Mason Vera Paine Hosts Don Ganguly on The Unabridged Millennial – HomeUnion

Mason Vera Paine Hosts Don Ganguly on The Unabridged Millennial

Don Ganguly, founder and CEO of HomeUnion®, recently joined Mason Vera Paine on WGN Radio to discuss real estate investing, the difference between crowdfunding and full ownership of properties and whether now is a good time to flip a home. He also explains why millennials aren’t buying homes in today’s market.

Mason Vera Paine: You hear people say that you should prepare for retirement by investing. But how do you know what to invest in? How much should you invest? Your life savings or should you take out a loan? How about real estate as an investment? Could you tell me a little bit about yourself?

Don Ganguly:
I am a serial entrepreneur, who’s no different than any other entrepreneur. We get charged up about ideas and creating something of value. In a business like this, we are helping people invest. We are helping their pocketbooks directly. Everything we do impacts our customer’s lives, their livelihood, their finances, their portfolios. I’ve always enjoyed doing something that touches the lives of people one way or another.

Paine: When it comes to your clientele, have you ever noticed that they have misconceptions when it comes to investing?

Ganguly: Yes, real estate is such visible businesses, and there are so many misconceptions around how you can make money in real estate. Part of what skews things is that there are all these ‘gurus’ on television who have these seminars telling you how to buy real estate with no money down, etc. People think you can make it your full-time job by flipping properties, which is not for everyone.

A lot of people have that notion that they can get into real estate with no money down, or that they can buy one little house and suddenly become a millionaire very quickly. It’s by and large propagated by trainers who make money from training classes, and also in many cases, make commissions from the homes they buy. While the motive may be praiseworthy, the methodology is very far removed. If you take the stock market as an analog, there are day traders looking at how stocks go up and down and trading during the day to make a buck, but that (profession) is not for the faint of heart. Not everybody can do that. Most of us utilize someone to manage our money.

In real estate, somehow, that principal falls down. A lot of people come in and say, ‘Gee here’s this great property, you should buy it. You can make a lot of money.’ So, the individual gets excited, buys the property and then they have to find someone in a remote location – a local property manager – to manage the property. That model is flawed because the performance of the property is dependent on whoever is getting it ready and managing it. It’s almost like you are going to Fidelity, Merrill Lynch or Schwab and saying, ‘I have this much money, what type of portfolio should I build?’ Then they ask you a bunch of questions, and build you a portfolio of stocks and bonds. Then, you ask, ‘How are you going to manage it?’ They say they’re not going to manage it. Joe’s portfolio shop across the shop is going to manage it.

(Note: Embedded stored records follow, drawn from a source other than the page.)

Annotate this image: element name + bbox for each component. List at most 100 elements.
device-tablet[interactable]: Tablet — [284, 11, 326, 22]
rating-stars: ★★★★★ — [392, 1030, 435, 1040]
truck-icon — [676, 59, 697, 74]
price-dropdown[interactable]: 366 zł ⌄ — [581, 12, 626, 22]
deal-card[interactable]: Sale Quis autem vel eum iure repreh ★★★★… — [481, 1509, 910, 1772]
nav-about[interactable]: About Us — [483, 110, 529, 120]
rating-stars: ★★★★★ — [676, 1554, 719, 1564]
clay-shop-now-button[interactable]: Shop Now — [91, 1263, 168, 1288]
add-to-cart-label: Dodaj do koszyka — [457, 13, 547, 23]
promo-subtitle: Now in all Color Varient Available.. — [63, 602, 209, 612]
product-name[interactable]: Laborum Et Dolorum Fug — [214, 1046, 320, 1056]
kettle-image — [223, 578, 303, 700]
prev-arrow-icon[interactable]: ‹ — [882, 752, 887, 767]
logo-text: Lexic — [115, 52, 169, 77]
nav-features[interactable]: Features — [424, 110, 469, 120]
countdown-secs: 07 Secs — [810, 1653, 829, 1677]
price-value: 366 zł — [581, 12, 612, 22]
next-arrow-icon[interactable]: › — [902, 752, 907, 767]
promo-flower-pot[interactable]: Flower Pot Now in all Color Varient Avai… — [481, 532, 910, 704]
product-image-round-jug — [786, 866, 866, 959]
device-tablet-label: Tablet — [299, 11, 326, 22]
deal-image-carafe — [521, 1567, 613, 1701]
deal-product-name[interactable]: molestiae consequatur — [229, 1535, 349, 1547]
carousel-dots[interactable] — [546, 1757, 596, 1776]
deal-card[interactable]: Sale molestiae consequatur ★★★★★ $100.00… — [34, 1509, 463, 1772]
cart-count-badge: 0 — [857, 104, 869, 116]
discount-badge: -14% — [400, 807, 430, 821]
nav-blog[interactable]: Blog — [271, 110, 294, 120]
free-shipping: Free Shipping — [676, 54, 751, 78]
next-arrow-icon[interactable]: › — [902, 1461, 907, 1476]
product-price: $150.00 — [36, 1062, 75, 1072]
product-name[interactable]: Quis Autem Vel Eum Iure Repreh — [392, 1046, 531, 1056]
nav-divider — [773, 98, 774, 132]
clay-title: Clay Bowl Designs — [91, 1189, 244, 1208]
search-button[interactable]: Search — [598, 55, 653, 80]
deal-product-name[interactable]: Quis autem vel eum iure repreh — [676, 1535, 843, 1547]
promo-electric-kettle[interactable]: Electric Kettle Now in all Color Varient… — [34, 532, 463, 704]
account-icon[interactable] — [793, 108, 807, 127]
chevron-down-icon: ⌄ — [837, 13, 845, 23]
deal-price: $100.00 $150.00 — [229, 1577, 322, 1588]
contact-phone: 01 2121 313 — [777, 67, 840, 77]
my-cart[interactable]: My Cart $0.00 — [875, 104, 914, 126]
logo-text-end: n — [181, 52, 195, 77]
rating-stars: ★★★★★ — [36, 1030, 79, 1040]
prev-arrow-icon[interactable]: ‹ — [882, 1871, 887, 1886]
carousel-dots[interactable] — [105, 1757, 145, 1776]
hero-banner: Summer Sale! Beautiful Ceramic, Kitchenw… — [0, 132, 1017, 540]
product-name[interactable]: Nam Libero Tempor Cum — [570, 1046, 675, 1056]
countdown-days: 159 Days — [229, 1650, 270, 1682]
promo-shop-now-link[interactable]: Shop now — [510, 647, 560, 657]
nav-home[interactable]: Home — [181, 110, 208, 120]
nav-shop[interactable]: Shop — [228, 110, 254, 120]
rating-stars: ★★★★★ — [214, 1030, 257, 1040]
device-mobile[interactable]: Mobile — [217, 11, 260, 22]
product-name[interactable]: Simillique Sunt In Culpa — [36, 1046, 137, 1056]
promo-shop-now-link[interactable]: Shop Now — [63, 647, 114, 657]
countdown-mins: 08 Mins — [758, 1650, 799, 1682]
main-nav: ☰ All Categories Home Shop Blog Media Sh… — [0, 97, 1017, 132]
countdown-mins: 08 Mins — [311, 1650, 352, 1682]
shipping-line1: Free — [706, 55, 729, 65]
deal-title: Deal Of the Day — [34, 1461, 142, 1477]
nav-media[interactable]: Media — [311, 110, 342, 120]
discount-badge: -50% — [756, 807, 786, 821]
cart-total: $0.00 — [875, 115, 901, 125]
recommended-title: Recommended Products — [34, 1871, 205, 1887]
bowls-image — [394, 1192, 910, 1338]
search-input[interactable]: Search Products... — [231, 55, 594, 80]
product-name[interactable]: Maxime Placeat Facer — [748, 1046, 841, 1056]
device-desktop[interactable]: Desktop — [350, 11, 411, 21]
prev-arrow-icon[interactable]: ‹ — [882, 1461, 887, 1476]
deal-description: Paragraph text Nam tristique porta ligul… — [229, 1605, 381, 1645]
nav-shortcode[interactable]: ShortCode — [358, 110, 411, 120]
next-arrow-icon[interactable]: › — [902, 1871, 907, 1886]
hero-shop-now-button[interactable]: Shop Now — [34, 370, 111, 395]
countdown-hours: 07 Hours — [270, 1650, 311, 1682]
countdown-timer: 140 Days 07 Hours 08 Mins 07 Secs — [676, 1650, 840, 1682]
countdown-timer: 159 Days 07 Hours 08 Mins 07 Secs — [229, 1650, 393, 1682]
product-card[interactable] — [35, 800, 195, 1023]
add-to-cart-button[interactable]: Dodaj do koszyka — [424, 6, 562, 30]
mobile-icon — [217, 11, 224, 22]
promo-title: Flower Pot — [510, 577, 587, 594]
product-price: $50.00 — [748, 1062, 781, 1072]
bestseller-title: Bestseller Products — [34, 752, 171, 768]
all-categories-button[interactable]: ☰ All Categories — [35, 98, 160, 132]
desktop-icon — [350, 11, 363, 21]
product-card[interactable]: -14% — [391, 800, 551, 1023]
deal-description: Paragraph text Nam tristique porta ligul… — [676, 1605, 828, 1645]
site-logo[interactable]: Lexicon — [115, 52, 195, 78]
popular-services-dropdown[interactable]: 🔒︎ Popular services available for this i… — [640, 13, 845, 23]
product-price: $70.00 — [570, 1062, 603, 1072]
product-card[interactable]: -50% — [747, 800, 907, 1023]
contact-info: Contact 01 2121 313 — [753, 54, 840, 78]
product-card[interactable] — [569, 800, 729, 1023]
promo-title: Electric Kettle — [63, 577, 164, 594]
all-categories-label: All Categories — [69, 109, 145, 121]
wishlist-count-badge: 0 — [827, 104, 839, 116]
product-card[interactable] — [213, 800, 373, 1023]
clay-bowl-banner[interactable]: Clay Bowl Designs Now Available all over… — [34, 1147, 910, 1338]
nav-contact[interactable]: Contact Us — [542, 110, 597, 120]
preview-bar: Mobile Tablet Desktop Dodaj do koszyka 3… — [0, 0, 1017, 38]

That’s what’s happening in real estate today. There’s no link between the people pedaling the properties and the people managing the properties. And that’s the gap we at HomeUnion® have tried to bridge. Our whole mantra is you invest, we do the rest. We do everything from the selection, to the acquisition, to the renovation to the management of the property, to trading it on the platform, and we do it on the back of big data analysis. We have built a bunch of technology along the way. But every time we talk to people, they ask if we can do this with $5,000. You can’t.

Paine: I am probably one of those people who thinks, why can’t I do something with $5k. How much should you give if you want to properly invest?

Ganguly: It depends on whether you want to own a home or if you want to be part of a crowdfunding platform. If you want to own a home in a decent Midwest or Southern neighborhood, the homes range from $130k to $300k, typically. We categorize all of the properties on our platform from A to C. That just means that a C neighborhood has a higher yield, but it has higher volatility. It allows people to calibrate their investment just like you can with a fund.

In short, for wholly owned real estate investing on our platform – or if you were to do it yourself – you need to put 20 percent to 25 percent down. The good thing about real estate investing is that you can get a loan (from various sources, even including a self-directed IRA). Ultimately, you need about $40k to own the home wholly.

If you want to own a property as a part of a fund, you can do that with $5k then you are stuck with that fund over the period of time that it exists. Most of those offerings have regulatory issues as well.